Published: Published Date – 12:44 AM, Tue – 9 August 22

Editorial: Manipur imbroglio

The economic blockade of the national highways in Manipur called by the All Tribal Students’ union Manipur (ATSUM) has begun to have its impact with trucks being lined up along the NH-2 Imphal-Dimapur highway and NH-39 Imphal-Hiribam highway. The ATSUM called for the blockade to protest against the Manipur (Hill Areas) District Council 6th and 7th Amendment Bills introduced by the BJP government. The students’ body is opposing these two amendments and it feels that the provisions of the Bill must ensure the hills get greater financial and administrative autonomy which is necessary for development on a par with valley areas. The current amendments, they argue, will only help the government with more powers, but not ensure the development of hill areas. Moreover, they feel betrayed that the amendment Bills were not in accordance with their earlier agreement with the government. Like in any case of societal unrest, Manipur has also been witnessing agitations due to perceived unequal development. The root cause of the current spell of unrest is that hill area residents, mainly tribal groups like Nagas and Kukis, feel development is neglected in hill areas, compared to that of valley areas inhabited by the Meiteis.

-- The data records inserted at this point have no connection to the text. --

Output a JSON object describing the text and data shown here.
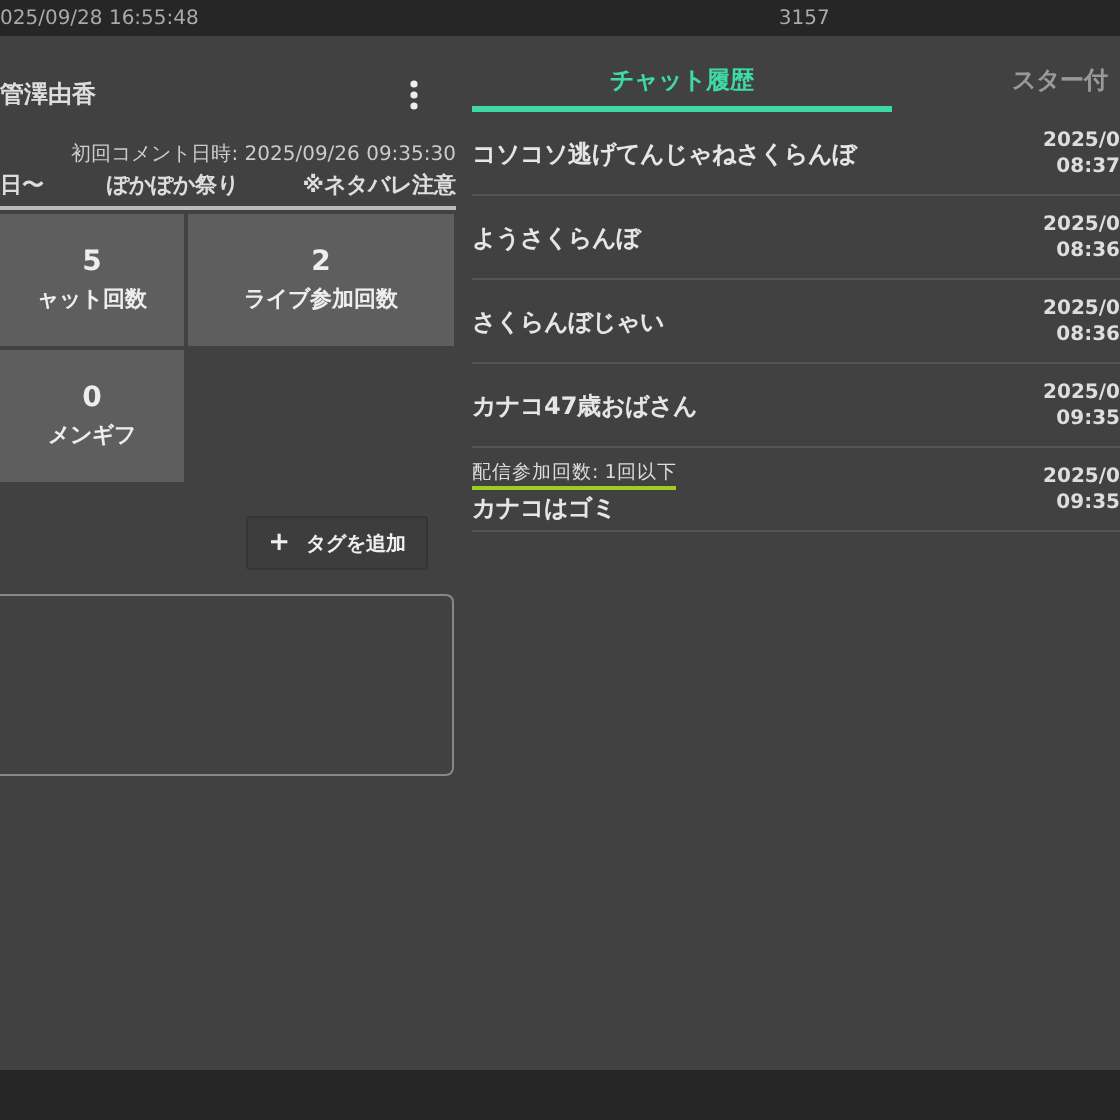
{
  "background_table": {
    "row": {
      "date": "025/09/28 16:55:48",
      "count": "3157"
    }
  },
  "profile": {
    "name": "管澤由香",
    "first_comment": "初回コメント日時: 2025/09/26 09:35:30",
    "tags": [
      "日〜",
      "ぽかぽか祭り",
      "※ネタバレ注意"
    ],
    "stats": [
      {
        "value": "5",
        "label": "ャット回数"
      },
      {
        "value": "2",
        "label": "ライブ参加回数"
      },
      {
        "value": "0",
        "label": "メンギフ"
      }
    ],
    "add_tag_button": {
      "icon": "+",
      "label": "タグを追加"
    }
  },
  "tabs": [
    {
      "label": "チャット履歴",
      "selected": true
    },
    {
      "label": "スター付",
      "selected": false
    }
  ],
  "chat_rows": [
    {
      "text": "コソコソ逃げてんじゃねさくらんぼ",
      "date": "2025/0",
      "time": "08:37"
    },
    {
      "text": "ようさくらんぼ",
      "date": "2025/0",
      "time": "08:36"
    },
    {
      "text": "さくらんぼじゃい",
      "date": "2025/0",
      "time": "08:36"
    },
    {
      "text": "カナコ47歳おばさん",
      "date": "2025/0",
      "time": "09:35"
    },
    {
      "text": "カナコはゴミ",
      "badge": "配信参加回数: 1回以下",
      "date": "2025/0",
      "time": "09:35"
    }
  ]
}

The impact of the blockade is not just economic and confined to the travails forced on the common man. The more dangerous effect will be on the collective psyche of society as the resultant consequences are likely to drive a wedge between the residents of hill and valley areas. Its signs are already visible. With the blockade choking supplies to non-tribal majority valley areas, a valley-based organisation, Meiti Leepun, had locked the offices of ATSUM as it viewed the blockade was meant to target valley areas. The BJP government’s response to the blockade, at best, can be described as knee-jerk, with the students’ leaders being detained and the internet facility suspended for five days. What is required now is a political intervention to begin negotiations before the situation spirals out of control. Political sagacity and a sense of brotherhood and responsibility should guide the initiative to tackle the situation, rather than taking recourse to the battalion approach where government dumps para-military forces to bring normalcy. Such a tactic had not worked in the past, and it would only push the disenchanted youth into the fold of militancy. This prospect presents a more serious problem to tackle with. After all, among the major theatres of conflict India has witnessed in the recent past is the militancy in the North-East, along with Kashmiri separatism and Left Wing Extremism. India is now heaving a sigh of relief with LWE and Kashmir situation easing a little bit. This is not the time for the Manipur government to depend on serendipity to end the conflict.